His acting apprenticeship followed the familiar pattern - off-off-Broadway plays and the usual minimum-pay jobs to cover the rent - delivery man, bouncer and, it's said, bodyguard for Robert Plant and Yul Brynner. All of that ended with the Kubrick role. D'Onofrio remains indebted. "He helped establish me as a serious character actor, " he once said of Kubrick, though press him and he'll admit the director he most enjoyed working with was Robert Altman. "I always imagined him being a kind of avant-garde grandpa and that's exactly what he is, real warm with a great sense of humour. And at the same time he's a prick artist. He can be as much of a bastard as any artist can be. He's got that whole Pablo Picasso thing going on. It's an amazing combination: he makes you feel so artistic and warm.
And I was only on that set [The Player] for a couple of days."
Does D'Onofrio consider himself an artist?
"I hope I am. I feel like one sometimes. When I get up in the morning and have to go to work, the only thing that makes me feel good about the next 16 hours I'm going to spend on set is that I'm going to produce something that wasn't there before. It could suck or it could be good, but at least it's going to be my production.
You walk into a room with a bunch of actors and there's nothing there and then suddenly there's something, there's chemistry, there's things you can cut with a knife, out of nothing there's something."

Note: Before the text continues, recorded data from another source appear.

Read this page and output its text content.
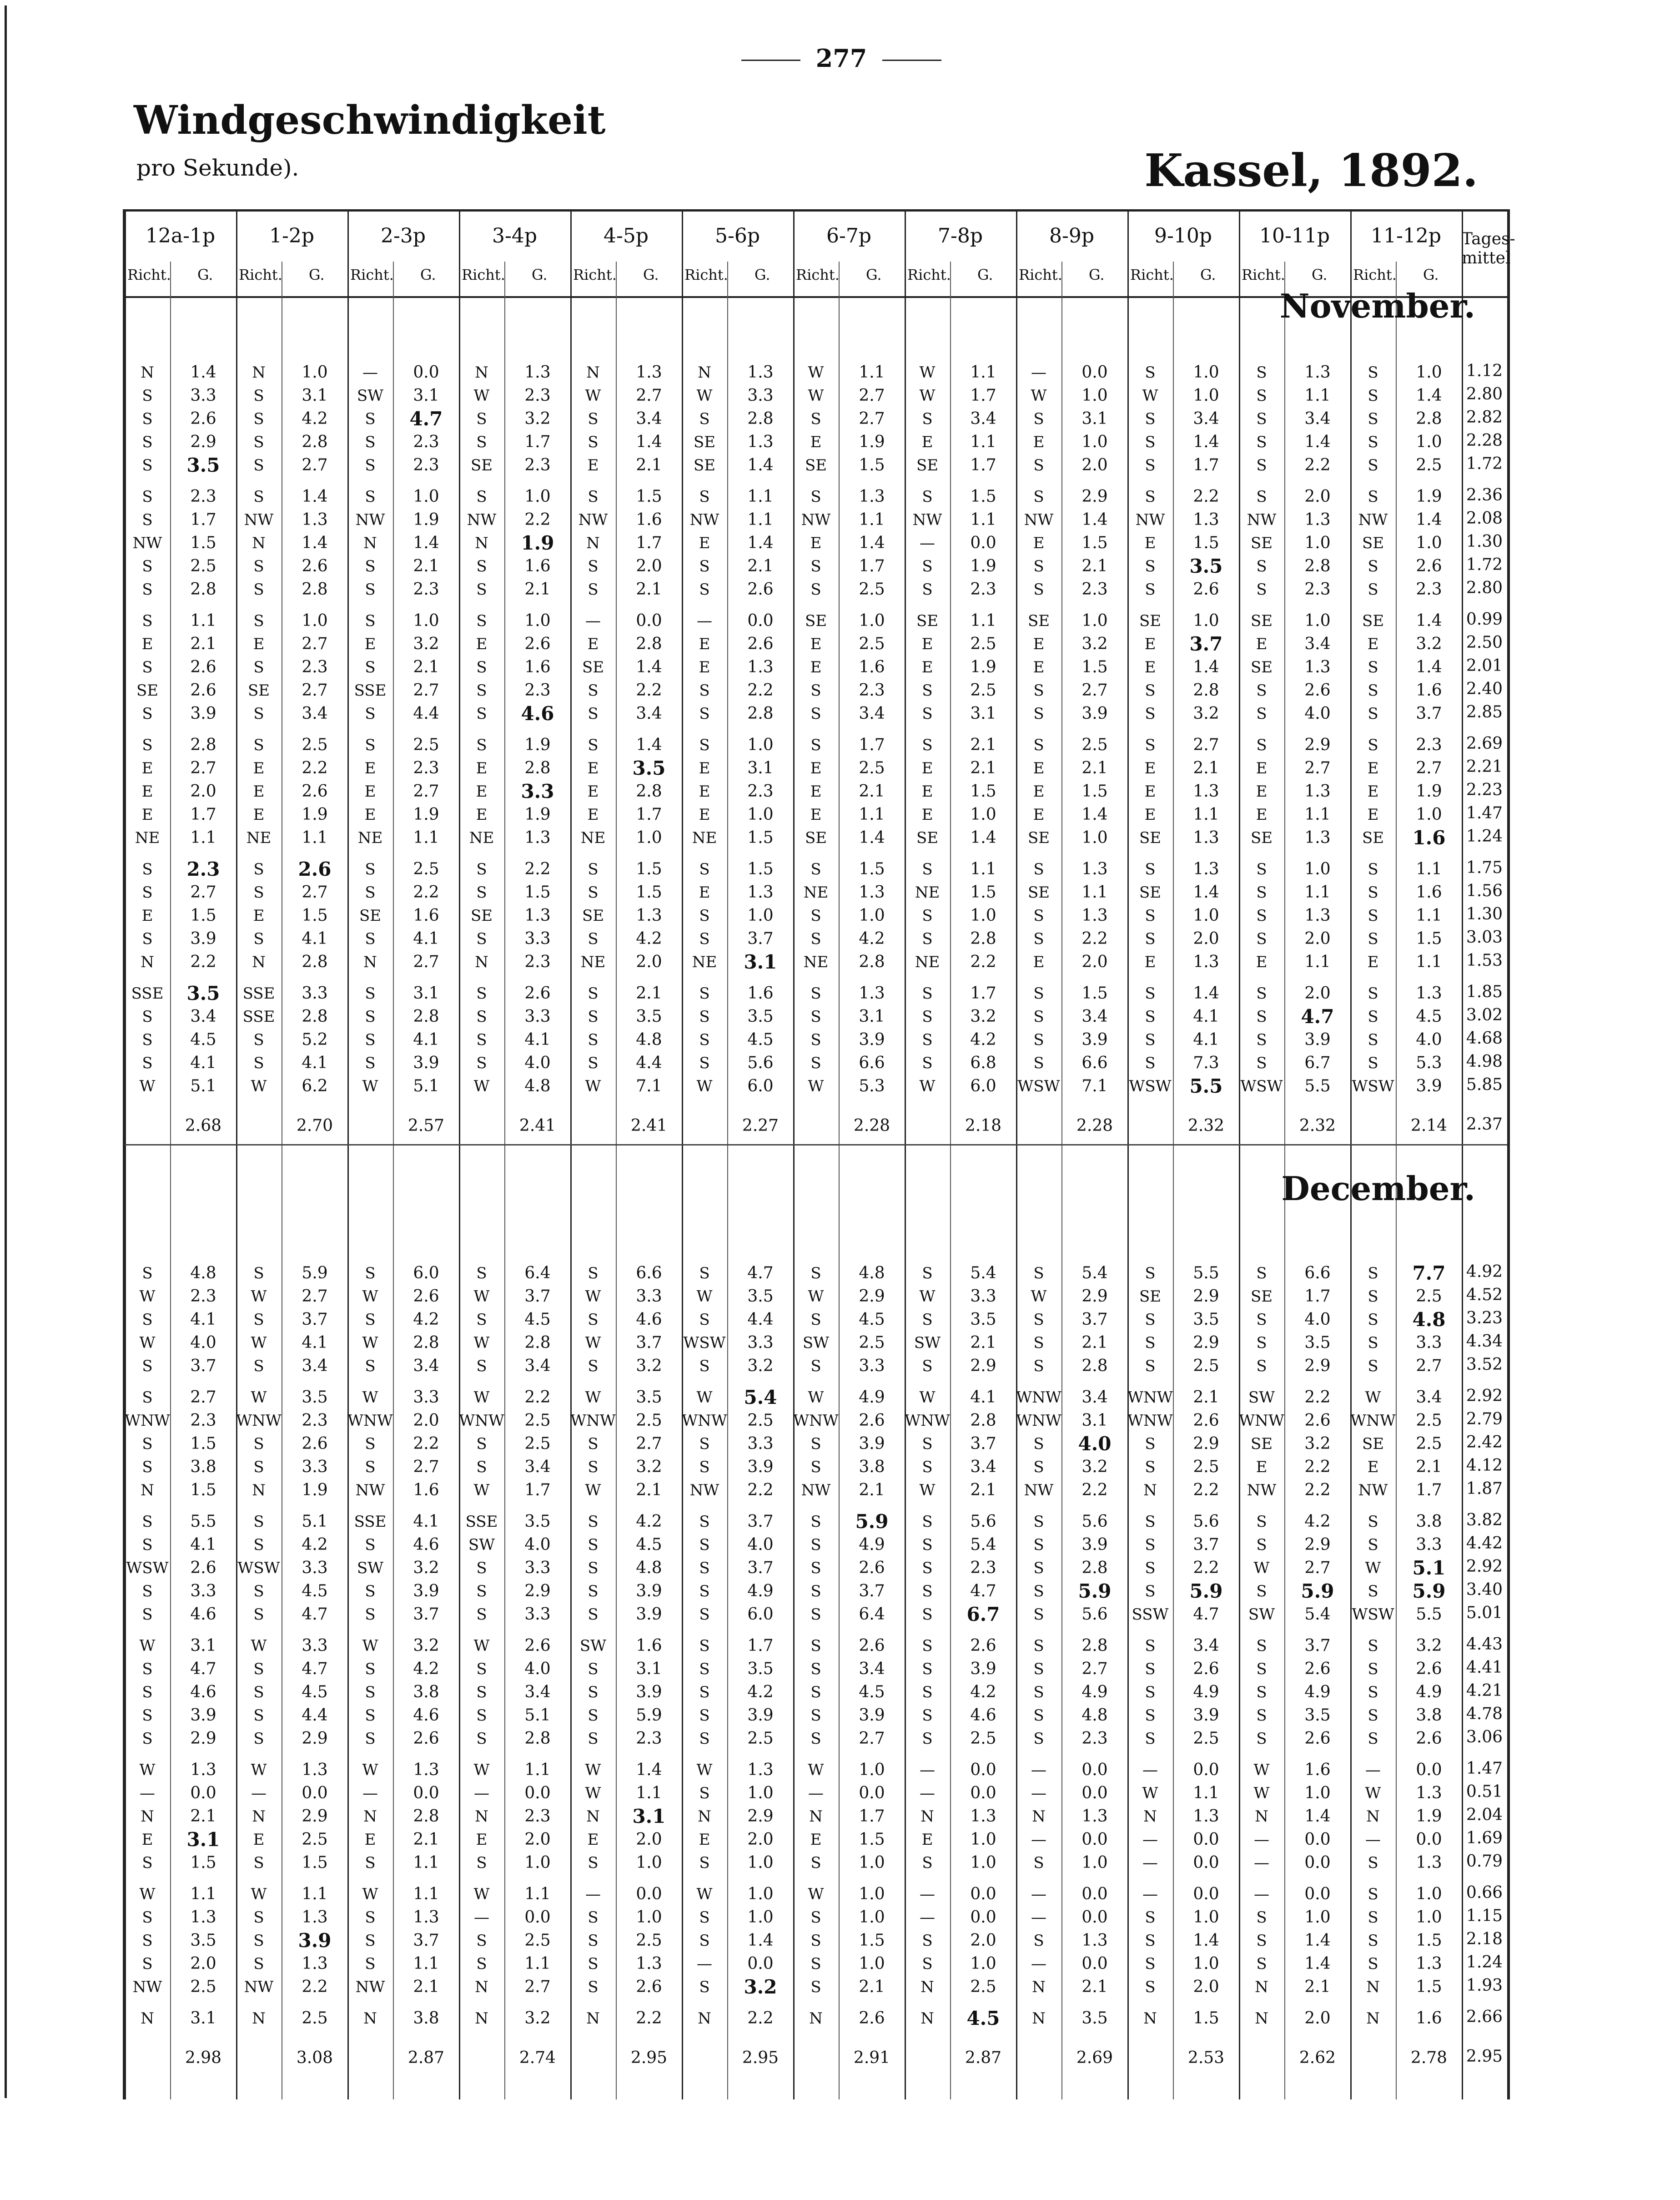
277
Windgeschwindigkeit
pro Sekunde).	Kassel, 1892.
12a-1p
Richt. G.
1-2p
Richt. G.
2-3p
Richt. G.
3-4p
Richt. G.
4-5p
Richt. G.
5-6p
Richt. G.
6-7p
Richt. G.
7-8p
Richt. G.
8-9p
Richt. G.
9-10p
Richt. G.
10-11p
Richt. G.
11-12p
Richt. G.
Tages-mittel
N	1.4	N	1.0	—	0.0	N	1.3	N	1.3	N	1.3	W	1.1	W	1.1	—	0.0	S	1.0	S	1.3	S	1.0	1.12
S	3.3	S	3.1	SW	3.1	W	2.3	W	2.7	W	3.3	W	2.7	W	1.7	W	1.0	W	1.0	S	1.1	S	1.4	2.80
S	2.6	S	4.2	S	4.7	S	3.2	S	3.4	S	2.8	S	2.7	S	3.4	S	3.1	S	3.4	S	3.4	S	2.8	2.82
S	2.9	S	2.8	S	2.3	S	1.7	S	1.4	SE	1.3	E	1.9	E	1.1	E	1.0	S	1.4	S	1.4	S	1.0	2.28
S	3.5	S	2.7	S	2.3	SE	2.3	E	2.1	SE	1.4	SE	1.5	SE	1.7	S	2.0	S	1.7	S	2.2	S	2.5	1.72
S	2.3	S	1.4	S	1.0	S	1.0	S	1.5	S	1.1	S	1.3	S	1.5	S	2.9	S	2.2	S	2.0	S	1.9	2.36
S	1.7	NW	1.3	NW	1.9	NW	2.2	NW	1.6	NW	1.1	NW	1.1	NW	1.1	NW	1.4	NW	1.3	NW	1.3	NW	1.4	2.08
NW	1.5	N	1.4	N	1.4	N	1.9	N	1.7	E	1.4	E	1.4	—	0.0	E	1.5	E	1.5	SE	1.0	SE	1.0	1.30
S	2.5	S	2.6	S	2.1	S	1.6	S	2.0	S	2.1	S	1.7	S	1.9	S	2.1	S	3.5	S	2.8	S	2.6	1.72
S	2.8	S	2.8	S	2.3	S	2.1	S	2.1	S	2.6	S	2.5	S	2.3	S	2.3	S	2.6	S	2.3	S	2.3	2.80
S	1.1	S	1.0	S	1.0	S	1.0	—	0.0	—	0.0	SE	1.0	SE	1.1	SE	1.0	SE	1.0	SE	1.0	SE	1.4	0.99
E	2.1	E	2.7	E	3.2	E	2.6	E	2.8	E	2.6	E	2.5	E	2.5	E	3.2	E	3.7	E	3.4	E	3.2	2.50
S	2.6	S	2.3	S	2.1	S	1.6	SE	1.4	E	1.3	E	1.6	E	1.9	E	1.5	E	1.4	SE	1.3	S	1.4	2.01
SE	2.6	SE	2.7	SSE	2.7	S	2.3	S	2.2	S	2.2	S	2.3	S	2.5	S	2.7	S	2.8	S	2.6	S	1.6	2.40
S	3.9	S	3.4	S	4.4	S	4.6	S	3.4	S	2.8	S	3.4	S	3.1	S	3.9	S	3.2	S	4.0	S	3.7	2.85
S	2.8	S	2.5	S	2.5	S	1.9	S	1.4	S	1.0	S	1.7	S	2.1	S	2.5	S	2.7	S	2.9	S	2.3	2.69
E	2.7	E	2.2	E	2.3	E	2.8	E	3.5	E	3.1	E	2.5	E	2.1	E	2.1	E	2.1	E	2.7	E	2.7	2.21
E	2.0	E	2.6	E	2.7	E	3.3	E	2.8	E	2.3	E	2.1	E	1.5	E	1.5	E	1.3	E	1.3	E	1.9	2.23
E	1.7	E	1.9	E	1.9	E	1.9	E	1.7	E	1.0	E	1.1	E	1.0	E	1.4	E	1.1	E	1.1	E	1.0	1.47
NE	1.1	NE	1.1	NE	1.1	NE	1.3	NE	1.0	NE	1.5	SE	1.4	SE	1.4	SE	1.0	SE	1.3	SE	1.3	SE	1.6	1.24
S	2.3	S	2.6	S	2.5	S	2.2	S	1.5	S	1.5	S	1.5	S	1.1	S	1.3	S	1.3	S	1.0	S	1.1	1.75
S	2.7	S	2.7	S	2.2	S	1.5	S	1.5	E	1.3	NE	1.3	NE	1.5	SE	1.1	SE	1.4	S	1.1	S	1.6	1.56
E	1.5	E	1.5	SE	1.6	SE	1.3	SE	1.3	S	1.0	S	1.0	S	1.0	S	1.3	S	1.0	S	1.3	S	1.1	1.30
S	3.9	S	4.1	S	4.1	S	3.3	S	4.2	S	3.7	S	4.2	S	2.8	S	2.2	S	2.0	S	2.0	S	1.5	3.03
N	2.2	N	2.8	N	2.7	N	2.3	NE	2.0	NE	3.1	NE	2.8	NE	2.2	E	2.0	E	1.3	E	1.1	E	1.1	1.53
SSE	3.5	SSE	3.3	S	3.1	S	2.6	S	2.1	S	1.6	S	1.3	S	1.7	S	1.5	S	1.4	S	2.0	S	1.3	1.85
S	3.4	SSE	2.8	S	2.8	S	3.3	S	3.5	S	3.5	S	3.1	S	3.2	S	3.4	S	4.1	S	4.7	S	4.5	3.02
S	4.5	S	5.2	S	4.1	S	4.1	S	4.8	S	4.5	S	3.9	S	4.2	S	3.9	S	4.1	S	3.9	S	4.0	4.68
S	4.1	S	4.1	S	3.9	S	4.0	S	4.4	S	5.6	S	6.6	S	6.8	S	6.6	S	7.3	S	6.7	S	5.3	4.98
W	5.1	W	6.2	W	5.1	W	4.8	W	7.1	W	6.0	W	5.3	W	6.0	WSW	7.1	WSW 5.5	WSW	5.5	WSW	3.9	5.85
2.68	2.70	2.57	2.41	2.41	2.27	2.28	2.18	2.28	2.32	2.32	2.14	2.37
S	4.8	S	5.9	S	6.0	S	6.4	S	6.6	S	4.7	S	4.8	S	5.4	S	5.4	S	5.5	S	6.6	S	7.7	4.92
W	2.3	W	2.7	W	2.6	W	3.7	W	3.3	W	3.5	W	2.9	W	3.3	W	2.9	SE	2.9	SE	1.7	S	2.5	4.52
S	4.1	S	3.7	S	4.2	S	4.5	S	4.6	S	4.4	S	4.5	S	3.5	S	3.7	S	3.5	S	4.0	S	4.8	3.23
W	4.0	W	4.1	W	2.8	W	2.8	W	3.7	WSW	3.3	SW	2.5	SW	2.1	S	2.1	S	2.9	S	3.5	S	3.3	4.34
S	3.7	S	3.4	S	3.4	S	3.4	S	3.2	S	3.2	S	3.3	S	2.9	S	2.8	S	2.5	S	2.9	S	2.7	3.52
S	2.7	W	3.5	W	3.3	W	2.2	W	3.5	W	5.4	W	4.9	W	4.1	WNW	3.4	WNW	2.1	SW	2.2	W	3.4	2.92
WNW	2.3	WNW	2.3	WNW	2.0	WNW	2.5	WNW	2.5	WNW	2.5	WNW	2.6	WNW	2.8	WNW	3.1	WNW	2.6	WNW	2.6	WNW	2.5	2.79
S	1.5	S	2.6	S	2.2	S	2.5	S	2.7	S	3.3	S	3.9	S	3.7	S	4.0	S	2.9	SE	3.2	SE	2.5	2.42
S	3.8	S	3.3	S	2.7	S	3.4	S	3.2	S	3.9	S	3.8	S	3.4	S	3.2	S	2.5	E	2.2	E	2.1	4.12
N	1.5	N	1.9	NW	1.6	W	1.7	W	2.1	NW	2.2	NW	2.1	W	2.1	NW	2.2	N	2.2	NW	2.2	NW	1.7	1.87
S	5.5	S	5.1	SSE	4.1	SSE	3.5	S	4.2	S	3.7	S	5.9	S	5.6	S	5.6	S	5.6	S	4.2	S	3.8	3.82
S	4.1	S	4.2	S	4.6	SW	4.0	S	4.5	S	4.0	S	4.9	S	5.4	S	3.9	S	3.7	S	2.9	S	3.3	4.42
WSW	2.6	WSW	3.3	SW	3.2	S	3.3	S	4.8	S	3.7	S	2.6	S	2.3	S	2.8	S	2.2	W	2.7	W	5.1	2.92
S	3.3	S	4.5	S	3.9	S	2.9	S	3.9	S	4.9	S	3.7	S	4.7	S	5.9	S	5.9	S	5.9	S	5.9	3.40
S	4.6	S	4.7	S	3.7	S	3.3	S	3.9	S	6.0	S	6.4	S	6.7	S	5.6	SSW	4.7	SW	5.4	WSW	5.5	5.01
W	3.1	W	3.3	W	3.2	W	2.6	SW	1.6	S	1.7	S	2.6	S	2.6	S	2.8	S	3.4	S	3.7	S	3.2	4.43
S	4.7	S	4.7	S	4.2	S	4.0	S	3.1	S	3.5	S	3.4	S	3.9	S	2.7	S	2.6	S	2.6	S	2.6	4.41
S	4.6	S	4.5	S	3.8	S	3.4	S	3.9	S	4.2	S	4.5	S	4.2	S	4.9	S	4.9	S	4.9	S	4.9	4.21
S	3.9	S	4.4	S	4.6	S	5.1	S	5.9	S	3.9	S	3.9	S	4.6	S	4.8	S	3.9	S	3.5	S	3.8	4.78
S	2.9	S	2.9	S	2.6	S	2.8	S	2.3	S	2.5	S	2.7	S	2.5	S	2.3	S	2.5	S	2.6	S	2.6	3.06
W	1.3	W	1.3	W	1.3	W	1.1	W	1.4	W	1.3	W	1.0	—	0.0	—	0.0	—	0.0	W	1.6	—	0.0	1.47
—	0.0	—	0.0	—	0.0	—	0.0	W	1.1	S	1.0	—	0.0	—	0.0	—	0.0	W	1.1	W	1.0	W	1.3	0.51
N	2.1	N	2.9	N	2.8	N	2.3	N	3.1	N	2.9	N	1.7	N	1.3	N	1.3	N	1.3	N	1.4	N	1.9	2.04
E	3.1	E	2.5	E	2.1	E	2.0	E	2.0	E	2.0	E	1.5	E	1.0	—	0.0	—	0.0	—	0.0	—	0.0	1.69
S	1.5	S	1.5	S	1.1	S	1.0	S	1.0	S	1.0	S	1.0	S	1.0	S	1.0	—	0.0	—	0.0	S	1.3	0.79
W	1.1	W	1.1	W	1.1	W	1.1	—	0.0	W	1.0	W	1.0	—	0.0	—	0.0	—	0.0	—	0.0	S	1.0	0.66
S	1.3	S	1.3	S	1.3	—	0.0	S	1.0	S	1.0	S	1.0	—	0.0	—	0.0	S	1.0	S	1.0	S	1.0	1.15
S	3.5	S	3.9	S	3.7	S	2.5	S	2.5	S	1.4	S	1.5	S	2.0	S	1.3	S	1.4	S	1.4	S	1.5	2.18
S	2.0	S	1.3	S	1.1	S	1.1	S	1.3	—	0.0	S	1.0	S	1.0	—	0.0	S	1.0	S	1.4	S	1.3	1.24
NW	2.5	NW	2.2	NW	2.1	N	2.7	S	2.6	S	3.2	S	2.1	N	2.5	N	2.1	S	2.0	N	2.1	N	1.5	1.93
N	3.1	N	2.5	N	3.8	N	3.2	N	2.2	N	2.2	N	2.6	N	4.5	N	3.5	N	1.5	N	2.0	N	1.6	2.66
2.98	3.08	2.87	2.74	2.95	2.95	2.91	2.87	2.69	2.53	2.62	2.78	2.95
November.
December.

The key thing about acting, he says, is doing your homework. It's all about research. For a role like Carl Stargher in The Cell, that meant reading up on the thoughts and writings of the criminally insane. During filming, his hotel suite was full of pictures and photographs, "all this creepy stuff". In truth there's been a lot of that. He's played a lot of bad guys. But he says morality - his morality - has a part to play in the characters he chooses. His bad guys never walk away at the end. "I've seen a lot of bad guys walk away in real life in my research, and I don't like it. It's not something I'm interested in doing."
The fact that his children are now so important to him might also be an influence. "These days I actually ask my daughter, 'What do you think?'" he admits. "Like, for instance, what was that movie with Benicio Del Toro and Tommy Lee Jones? You know, the killer movie?"
The Fugitive?
"No, it was another crap one, about one guy who trained the other guy and they were out in the woods."
The Hunted?
"Yeah, The Hunted. And in the original script of that, when they sent it to me, the guy was killing women. It started off with the killing of a woman and he ended up killing the woman cop in it too. And I said to them, 'I have to think about this, ' and I actually asked my daughter and she said, 'Don't you think you've killed enough women?' And I said, 'You know, you're right.' And I don't think it's nice, especially if your daughter says it to you. It's not nice any more."
So there you have it. These days, thanks to his children and television, Vincent D'Onofrio is one of the good guys. To everyone bar Greta Scacchi, at any rate.
A new series of Law and Order: Criminal Intent begins on Wednesday at 9pm on Five.